"Sœurs volées – Enquête sur un féminicide au Canada" - Emmanuelle Walter

"Voici l’angle mort d’un pays prospère, le Canada."

C’est lors de son installation au Québec, en 2011, que la journaliste indépendante Emmanuelle Walter découvre la tragédie qui touche les femmes autochtones du Canada. Presque 1200 d’entre elles ont disparu ou été assassinées au cours des trois décennies ayant précédé son arrivée. Dans ce pays où la criminalité est l’une des plus basses du monde et où le nombre de meurtres de canadiennes n’a cessé, sur cette même période, de diminuer, la proportion de victimes autochtones est passée de 9 à 23 %, alors qu’elles ne représentent que 4 % de la population. 

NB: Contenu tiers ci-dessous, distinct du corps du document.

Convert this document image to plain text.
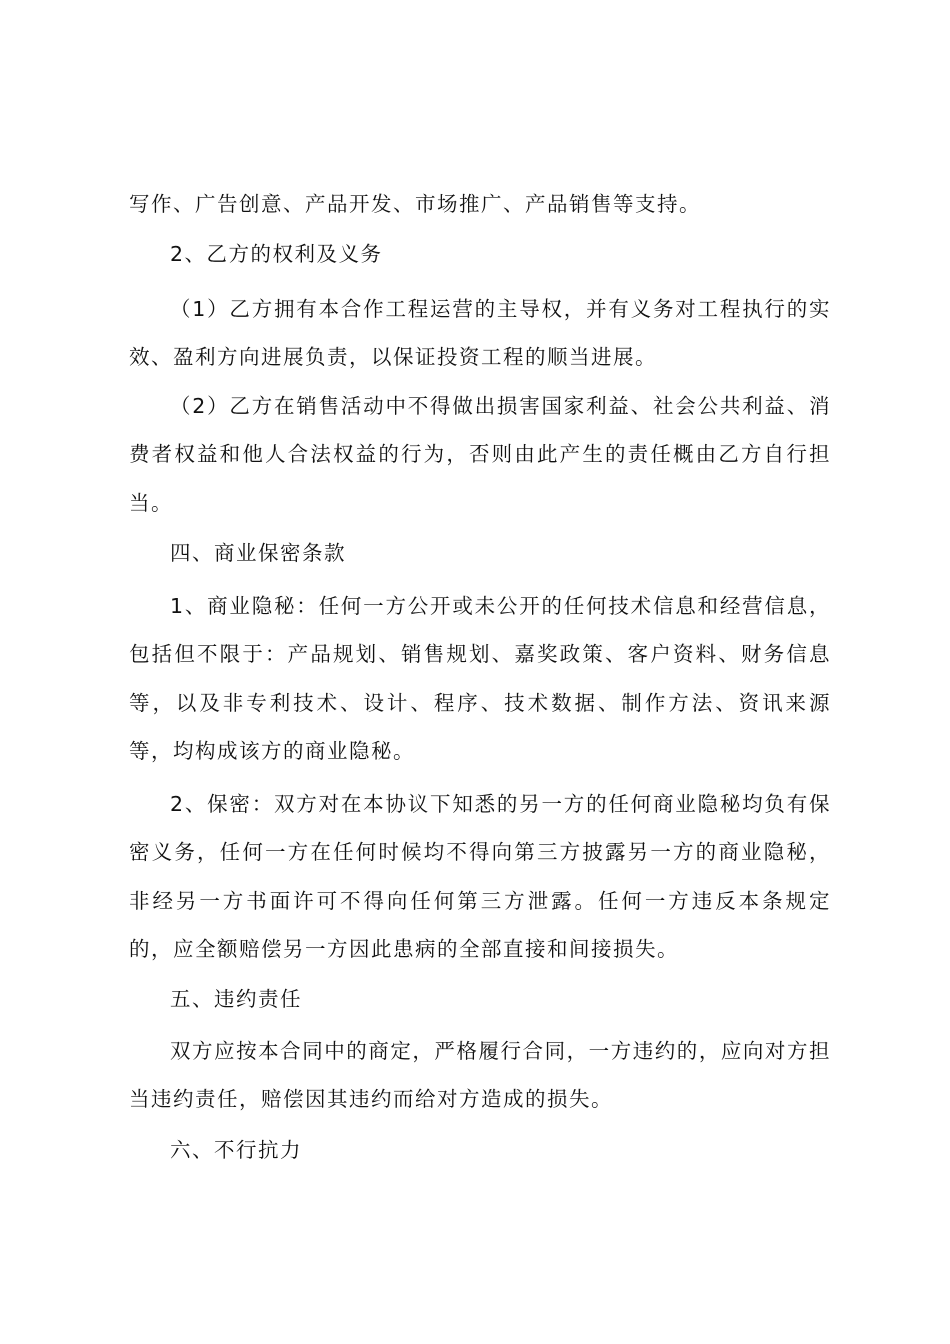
写作、广告创意、产品开发、市场推广、产品销售等支持。

2、乙方的权利及义务

（1）乙方拥有本合作工程运营的主导权，并有义务对工程执行的实效、盈利方向进展负责，以保证投资工程的顺当进展。

（2）乙方在销售活动中不得做出损害国家利益、社会公共利益、消费者权益和他人合法权益的行为，否则由此产生的责任概由乙方自行担当。

四、商业保密条款

1、商业隐秘：任何一方公开或未公开的任何技术信息和经营信息，包括但不限于：产品规划、销售规划、嘉奖政策、客户资料、财务信息等，以及非专利技术、设计、程序、技术数据、制作方法、资讯来源等，均构成该方的商业隐秘。

2、保密：双方对在本协议下知悉的另一方的任何商业隐秘均负有保密义务，任何一方在任何时候均不得向第三方披露另一方的商业隐秘，非经另一方书面许可不得向任何第三方泄露。任何一方违反本条规定的，应全额赔偿另一方因此患病的全部直接和间接损失。

五、违约责任

双方应按本合同中的商定，严格履行合同，一方违约的，应向对方担当违约责任，赔偿因其违约而给对方造成的损失。

六、不行抗力
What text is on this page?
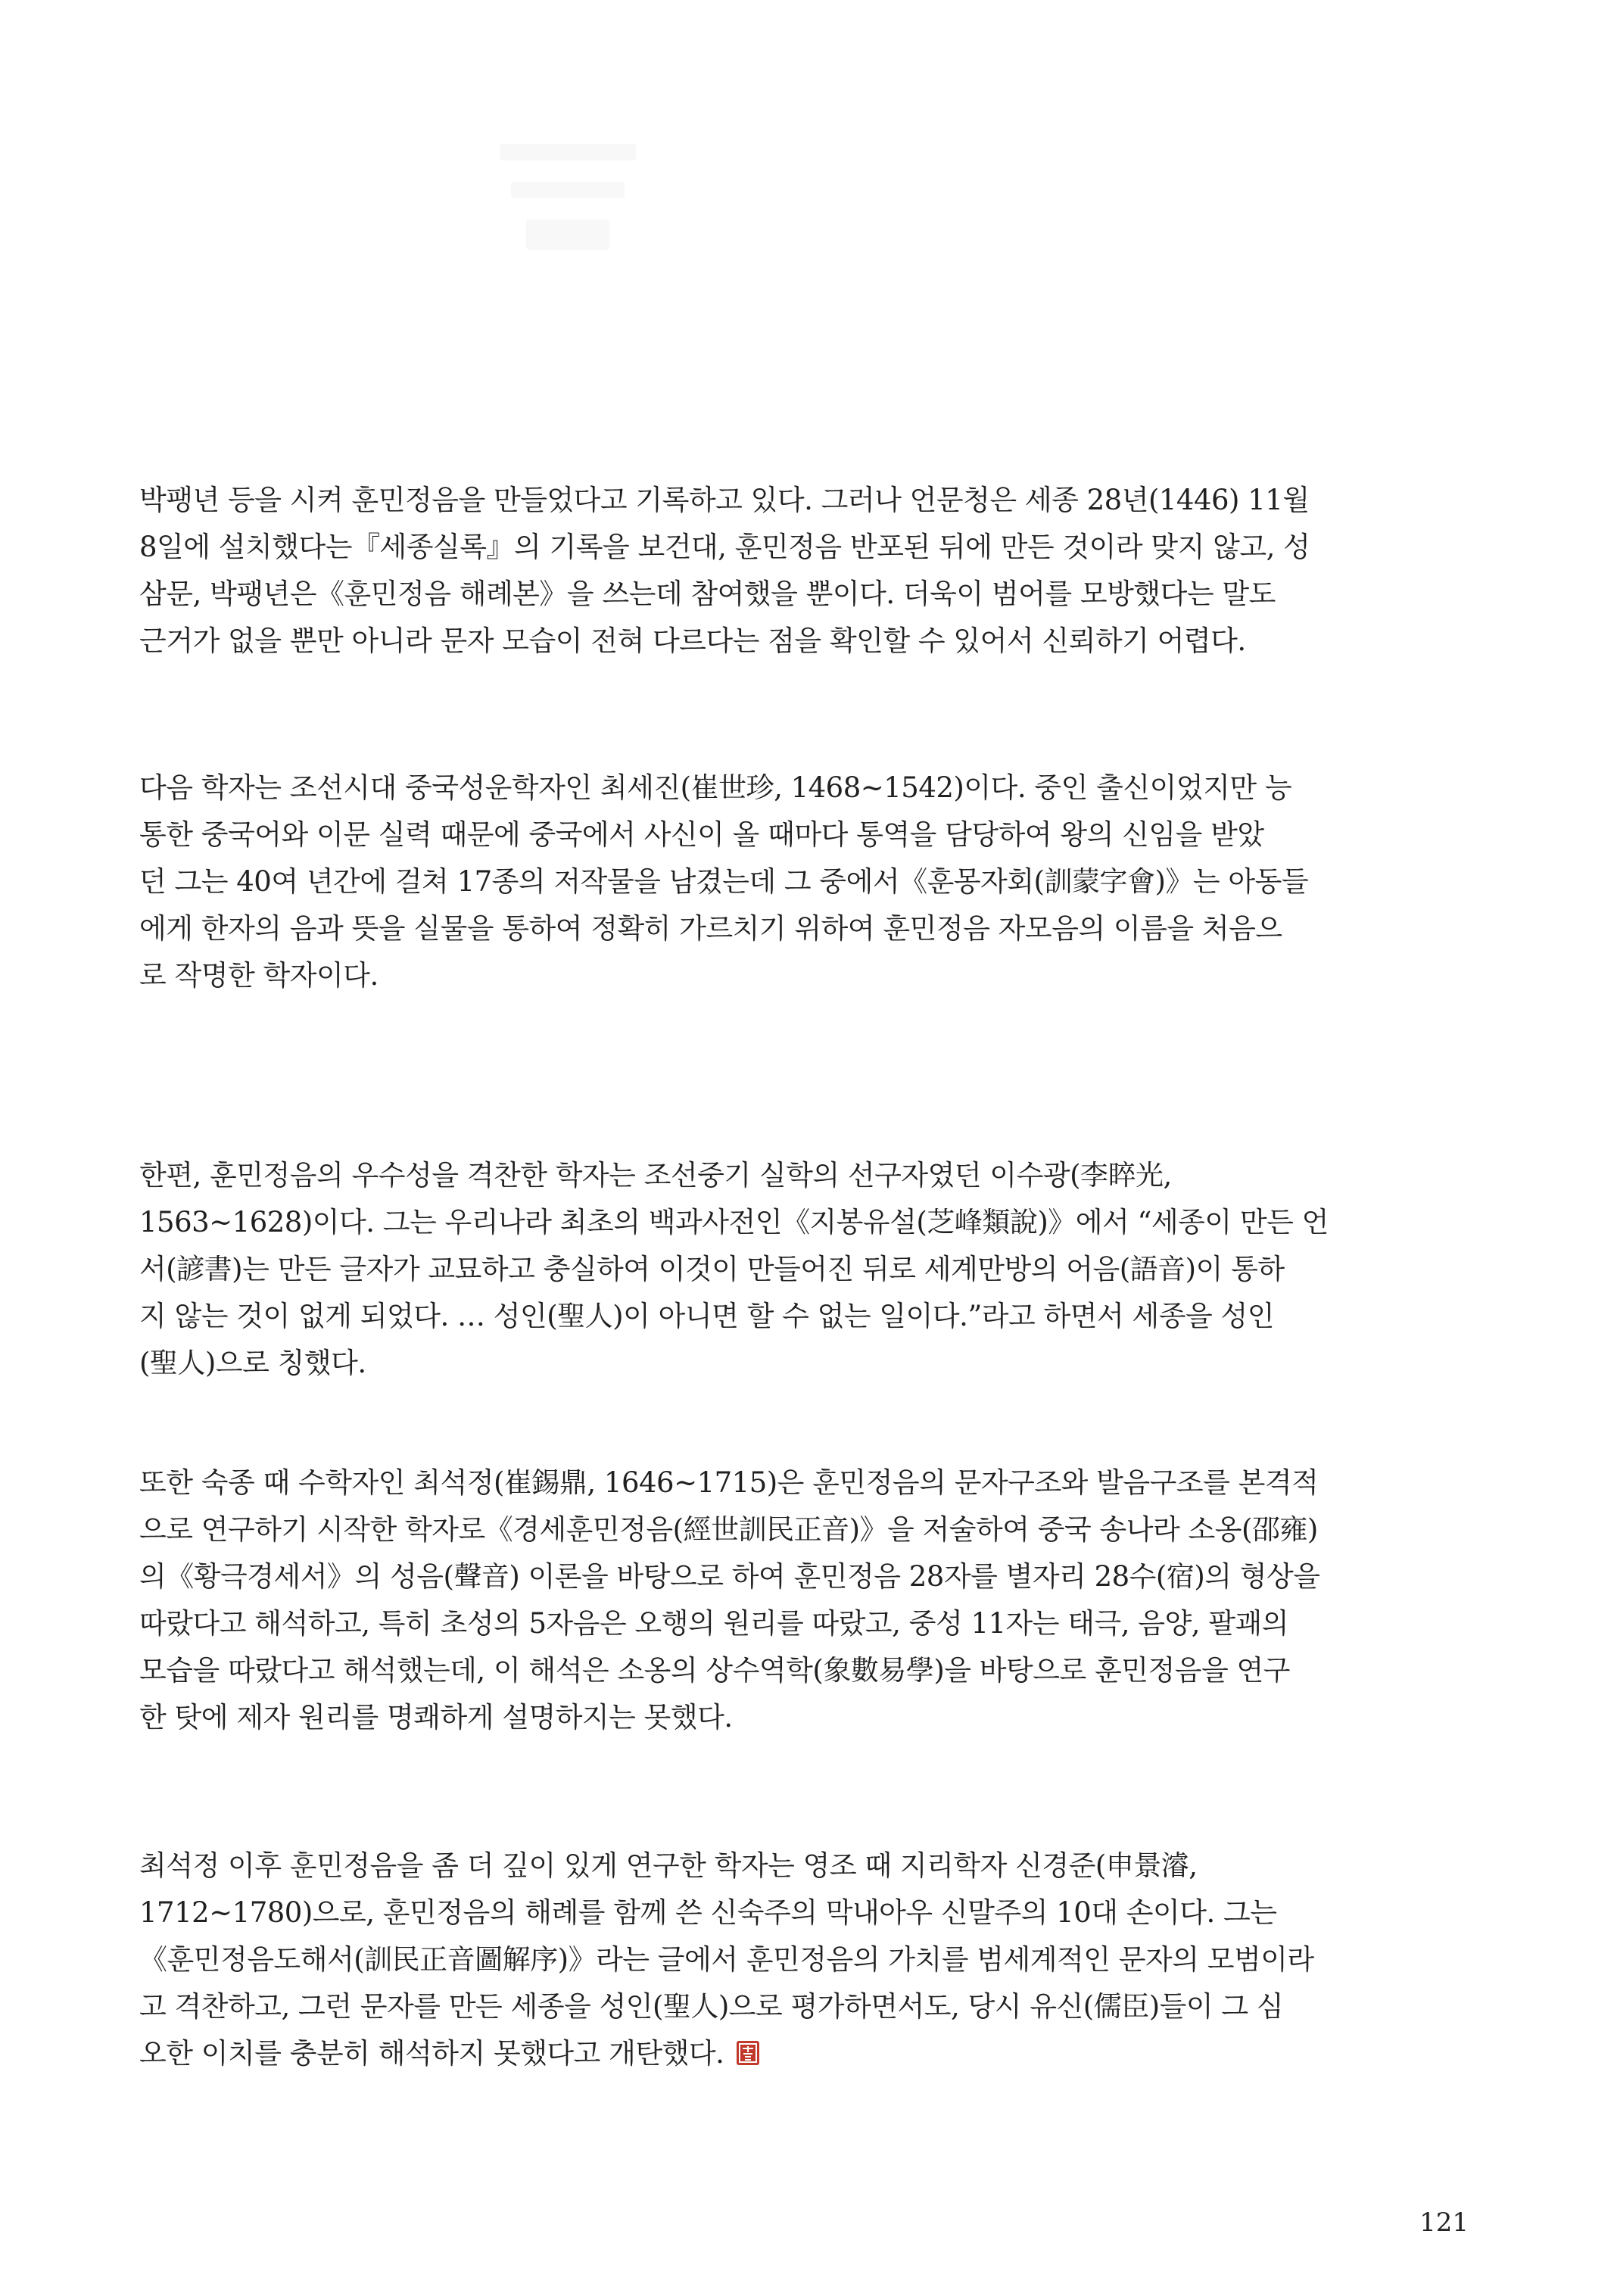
박팽년 등을 시켜 훈민정음을 만들었다고 기록하고 있다. 그러나 언문청은 세종 28년(1446) 11월
8일에 설치했다는『세종실록』의 기록을 보건대, 훈민정음 반포된 뒤에 만든 것이라 맞지 않고, 성
삼문, 박팽년은《훈민정음 해례본》을 쓰는데 참여했을 뿐이다. 더욱이 범어를 모방했다는 말도
근거가 없을 뿐만 아니라 문자 모습이 전혀 다르다는 점을 확인할 수 있어서 신뢰하기 어렵다.
다음 학자는 조선시대 중국성운학자인 최세진(崔世珍, 1468~1542)이다. 중인 출신이었지만 능
통한 중국어와 이문 실력 때문에 중국에서 사신이 올 때마다 통역을 담당하여 왕의 신임을 받았
던 그는 40여 년간에 걸쳐 17종의 저작물을 남겼는데 그 중에서《훈몽자회(訓蒙字會)》는 아동들
에게 한자의 음과 뜻을 실물을 통하여 정확히 가르치기 위하여 훈민정음 자모음의 이름을 처음으
로 작명한 학자이다.
한편, 훈민정음의 우수성을 격찬한 학자는 조선중기 실학의 선구자였던 이수광(李睟光,
1563~1628)이다. 그는 우리나라 최초의 백과사전인《지봉유설(芝峰類說)》에서 “세종이 만든 언
서(諺書)는 만든 글자가 교묘하고 충실하여 이것이 만들어진 뒤로 세계만방의 어음(語音)이 통하
지 않는 것이 없게 되었다. … 성인(聖人)이 아니면 할 수 없는 일이다.”라고 하면서 세종을 성인
(聖人)으로 칭했다.
또한 숙종 때 수학자인 최석정(崔錫鼎, 1646~1715)은 훈민정음의 문자구조와 발음구조를 본격적
으로 연구하기 시작한 학자로《경세훈민정음(經世訓民正音)》을 저술하여 중국 송나라 소옹(邵雍)
의《황극경세서》의 성음(聲音) 이론을 바탕으로 하여 훈민정음 28자를 별자리 28수(宿)의 형상을
따랐다고 해석하고, 특히 초성의 5자음은 오행의 원리를 따랐고, 중성 11자는 태극, 음양, 팔괘의
모습을 따랐다고 해석했는데, 이 해석은 소옹의 상수역학(象數易學)을 바탕으로 훈민정음을 연구
한 탓에 제자 원리를 명쾌하게 설명하지는 못했다.
최석정 이후 훈민정음을 좀 더 깊이 있게 연구한 학자는 영조 때 지리학자 신경준(申景濬,
1712~1780)으로, 훈민정음의 해례를 함께 쓴 신숙주의 막내아우 신말주의 10대 손이다. 그는
《훈민정음도해서(訓民正音圖解序)》라는 글에서 훈민정음의 가치를 범세계적인 문자의 모범이라
고 격찬하고, 그런 문자를 만든 세종을 성인(聖人)으로 평가하면서도, 당시 유신(儒臣)들이 그 심
오한 이치를 충분히 해석하지 못했다고 개탄했다.
121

Aucun doute, pour l’auteure, sur le fait que cette situation relève du féminicide, puisqu’elle vise spécifiquement les femmes en tant que telles, et qu’aux violences qu’elles subissent de la part d’individus s’ajoute un autre crime dont tout un système se rend coupable : celui de l’indifférence.

Au-delà de ce constat, ce à quoi s’efforce Emmanuelle Walter dans cet ouvrage, c’est, en analysant les causes de ce phénomène, de démontrer qu’il s’inscrit dans les impacts encore actuels de l’héritage colonial. 

Elle se focalise sur l’histoire de deux adolescentes, Maisy Odjick et Shannon Alexander. Ces amies inséparables, "joyeuses, rebelles et dégourdies", ont disparu en septembre 2008. L’auteure rencontre leurs familles, écoute leurs témoignages et leur douleur, et à partir de ce cas particulier, en aborde beaucoup d’autres. Elle rencontre par ailleurs des représentantes d’associations qui tentent de faire évoluer la situation, participe à diverses marches et manifestations en mémoire de victimes. 

Il s’agit pour elle de déconstruire l’approche qui, consistant à considérer que ces faits divers surviennent dans des communautés où l’on s’autodétruit, a longtemps criminalisé ces femmes, et débouché sur une déresponsabilisation des autorités et un manque d’implication dans les enquêtes les concernant. Dans le cas de Maisy et Sharon, par exemple, il n’y a eu aucune coordination entre les divers services d’investigation, des indices ont été saccagés… parce qu’on estimait probable que les deux jeunes filles avaient volontairement disparu. Et cet a priori, sur les femmes autochtones en effet plus fugueuses, plus toxicomanes, fait que leur disparition ne sont souvent pas prises au sérieux.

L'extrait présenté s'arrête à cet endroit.